Son épanouissement tire aussi parti des hautes amplitudes thermiques propres aux terrains élevés, où la culture de la vigne de Koshu se fait majoritairement en tonnelles. Après une vendange assez tardive - courant octobre, voire début novembre -, le raisin est vinifié pour fournir un blanc fruité.

«En bouche, d'abord il est frais (...) avec un très bel équilibre entre l'acidité et le sucre naturel. En fin de bouche, il a une petite astringence qui fait sa particularité», analyse M. Watanabe, pour qui le vin de Koshu «s'associe bien aux plats japonais, comme le poisson cru ou grillé, ainsi qu'aux sauces comme celle de soja ou au miso».

Velléités exportatrices

Encore peu connu hors de l'archipel, le Koshu bénéficie depuis quelques années des efforts de la filière japonaise pour le populariser auprès des professionnels étrangers.

«C'est un cépage très intéressant autour duquel la région de Yamanashi va pouvoir communiquer», juge Benjamin Roffet, meilleur sommelier de France 2010, à l'occasion d'un voyage dans la région en marge du concours du meilleur sommelier du monde qui s'est tenu fin mars à Tokyo.

D'après cet expert «il est semi-aromatique, assez expressif au nez (...), les arômes sont très agréables et les acidités moyennes».

Au final, conclut-il, ce vin se marie très bien avec des mets un peu épicés, relevés, mais il peut aussi se suffire à lui-même. «Il est très agréable à l'apéritif, comme en France on pourrait boire un Muscat d'Alsace, c'est un peu la même gamme aromatique».

Malgré son histoire très ancienne, l'exploitation vinicole du cépage de Koshu n'a débuté qu'à l'ère Meiji (1868-1912), lorsque le Japon longtemps fermé au monde extérieur s'est ouvert aux influences étrangères.
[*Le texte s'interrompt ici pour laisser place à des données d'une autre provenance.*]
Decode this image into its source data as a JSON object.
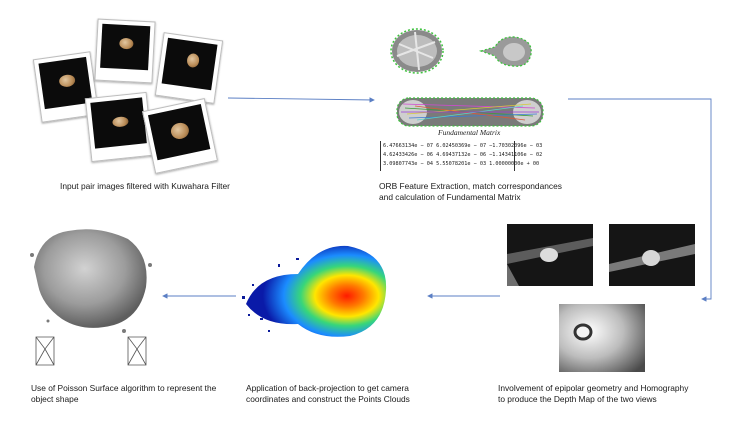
{
  "captions": {
    "step1": "Input pair images filtered with Kuwahara Filter",
    "step2_line1": "ORB Feature Extraction, match correspondances",
    "step2_line2": "and calculation of Fundamental Matrix",
    "step3_line1": "Involvement of epipolar geometry and Homography",
    "step3_line2": "to produce the Depth Map of the two views",
    "step4_line1": "Application of back-projection to get camera",
    "step4_line2": "coordinates and construct the Points Clouds",
    "step5_line1": "Use of Poisson Surface algorithm to represent the",
    "step5_line2": "object shape"
  },
  "fundamental_matrix": {
    "title": "Fundamental Matrix",
    "rows": [
      "6.47663134e − 07    6.02450369e − 07    −1.70302096e − 03",
      "4.62433426e − 06    4.69437132e − 06    −1.14341106e − 02",
      "3.09807743e − 04    5.55078201e − 03     1.00000000e + 00"
    ]
  },
  "colors": {
    "arrow": "#5b7fc4",
    "seed": "#c99a62"
  }
}
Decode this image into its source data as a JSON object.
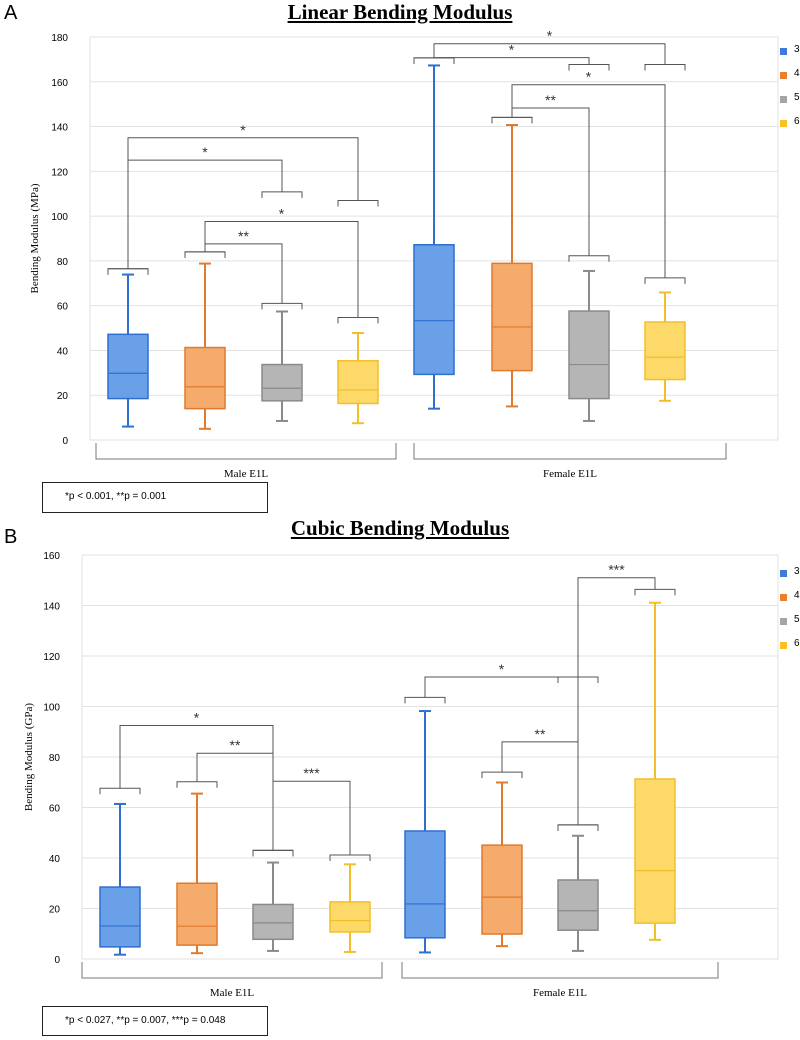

«Les Japonais ont commencé à produire leur vin au moment où ceux d'Europe ont débarqué», raconte Ko Sakurai, PDG de Suntory Wine International, une des cinq principales entreprises viticoles du pays, sur environ 200, qui exploite notamment le domaine Tomi-no-oka.

Outre le Koshu, les Japonais utilisent une autre vigne autochtone, créée sur place il y a près d'un siècle, le Muscat Bailey A, à partir duquel ils produisent du vin rouge. Des cépages d'origine française sont aussi utilisés, comme le Chardonnay, le Merlot et le Sauvignon.

D'après M. Sakurai, le vin nippon a désormais atteint une qualité suffisante pour prétendre à l'exportation. Son entreprise «espère vendre du haut de gamme à l'étranger, surtout en Europe et peu à peu construire une image de prestige».

L'une de ses cuvées les plus remarquables, le Tomi Noble d'Or 2002 issu du Riesling, est un vin liquoreux délicat... vendu au bas mot 50 000 yens la bouteille (plus de 530 $).

Les domaines nippons fabriquent heureusement aussi des vins abordables, mais leurs velléités exportatrices sont entravées par une production modeste d'un peu plus de 800 000 hectolitres annuels, environ 60 fois moins que leurs aînés français.

Les vignerons nippons ne peuvent, il est vrai, compter sur une énorme consommation locale, dans un pays où la bière règne dans les tavernes aux côtés des traditionnels sakés (alcool de riz) et shochu (eau-de-vie de blé, riz ou patate douce): un Japonais adulte ne boit en moyenne que 2,5 litres de vin par an... contre plus de 50 pour un Français.